Cooke believes that retrospective testing on frozen blood and urine samples would assist, however argues that the current statute of limitations (the period for which you can be sanctioned for past doping offences) is still too short, despite it being extended from eight to 10 years by WADA when it introduced the 2015 World Anti-Doping Code. “It should be much longer, because in 2012, when the US Anti-Doping Agency (USADA) finally got to the bottom of the Lance Armstrong scandal, it referred to the Tour de France Armstrong won 13 years earlier”.

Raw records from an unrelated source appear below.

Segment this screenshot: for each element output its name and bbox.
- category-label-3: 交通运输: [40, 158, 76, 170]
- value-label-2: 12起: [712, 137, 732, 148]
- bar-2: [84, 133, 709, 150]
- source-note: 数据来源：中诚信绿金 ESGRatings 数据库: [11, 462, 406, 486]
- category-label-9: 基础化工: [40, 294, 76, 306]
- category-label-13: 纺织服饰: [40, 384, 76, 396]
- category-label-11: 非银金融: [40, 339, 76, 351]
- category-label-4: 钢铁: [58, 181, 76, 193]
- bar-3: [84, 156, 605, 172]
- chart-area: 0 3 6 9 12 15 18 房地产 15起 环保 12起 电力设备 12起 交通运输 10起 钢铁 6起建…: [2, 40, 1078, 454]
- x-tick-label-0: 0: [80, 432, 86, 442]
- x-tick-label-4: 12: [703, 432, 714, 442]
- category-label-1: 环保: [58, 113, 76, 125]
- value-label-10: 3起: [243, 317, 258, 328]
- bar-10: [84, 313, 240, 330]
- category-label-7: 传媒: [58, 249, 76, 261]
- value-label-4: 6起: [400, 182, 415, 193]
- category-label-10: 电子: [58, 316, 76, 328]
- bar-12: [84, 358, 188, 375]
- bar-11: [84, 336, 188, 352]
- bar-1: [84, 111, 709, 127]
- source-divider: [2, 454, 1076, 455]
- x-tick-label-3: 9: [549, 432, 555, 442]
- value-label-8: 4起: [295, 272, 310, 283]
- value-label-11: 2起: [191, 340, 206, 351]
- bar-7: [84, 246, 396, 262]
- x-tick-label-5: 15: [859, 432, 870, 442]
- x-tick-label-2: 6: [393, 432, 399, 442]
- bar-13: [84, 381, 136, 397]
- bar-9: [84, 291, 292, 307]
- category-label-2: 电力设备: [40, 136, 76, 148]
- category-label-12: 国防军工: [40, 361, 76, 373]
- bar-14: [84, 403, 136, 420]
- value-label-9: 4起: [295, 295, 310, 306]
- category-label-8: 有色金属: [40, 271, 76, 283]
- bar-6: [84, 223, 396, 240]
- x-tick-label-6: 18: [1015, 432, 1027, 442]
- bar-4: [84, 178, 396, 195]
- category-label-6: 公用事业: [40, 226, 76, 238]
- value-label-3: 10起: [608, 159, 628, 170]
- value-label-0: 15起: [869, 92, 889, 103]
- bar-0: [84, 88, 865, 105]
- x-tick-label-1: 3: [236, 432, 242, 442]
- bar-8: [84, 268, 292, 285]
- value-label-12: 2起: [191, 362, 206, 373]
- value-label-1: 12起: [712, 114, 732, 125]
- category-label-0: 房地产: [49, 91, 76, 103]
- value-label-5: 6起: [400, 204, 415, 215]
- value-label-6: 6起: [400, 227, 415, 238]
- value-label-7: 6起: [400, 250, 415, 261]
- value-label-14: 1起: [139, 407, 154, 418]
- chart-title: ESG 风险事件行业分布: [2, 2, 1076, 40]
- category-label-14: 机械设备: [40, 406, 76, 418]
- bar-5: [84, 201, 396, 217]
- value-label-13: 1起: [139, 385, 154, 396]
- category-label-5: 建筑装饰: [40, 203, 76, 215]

Cooke argues that whatever the testing regime, determined cheats will move on and find a new way to gain an advantage and beat the system. She is a supporter of longer bans, arguing that they are needed as a deterrent. “Lifetime bans are worth considering as part of the solution – perhaps lifetime bans with the option of reducing them if athletes are prepared to reveal the suppliers and the whole network around them”, she said. “But I also think that it should be made clear when people get into their athletic and sporting careers that for those mistakes, the bans are high, but they are necessary in order to maintain the integrity of sport. I have known of no athletes who have wrongly been accused of being positive.”

Proud

Cooke is understandably proud about her record in cycling, and equally proud about the way in which she achieved it. Professional cycling has often been compared to an arms race, both in terms of equipment, funding and doping. Cooke had none of the ‘arms’ that others have deemed crucial to success in cycling, yet she won anyway, through sheer hard work and determination. She has moved on from cycling to the next challenge in her life – studying for an MBA at Cardiff University. With her articulation and work ethic, it should be a breeze.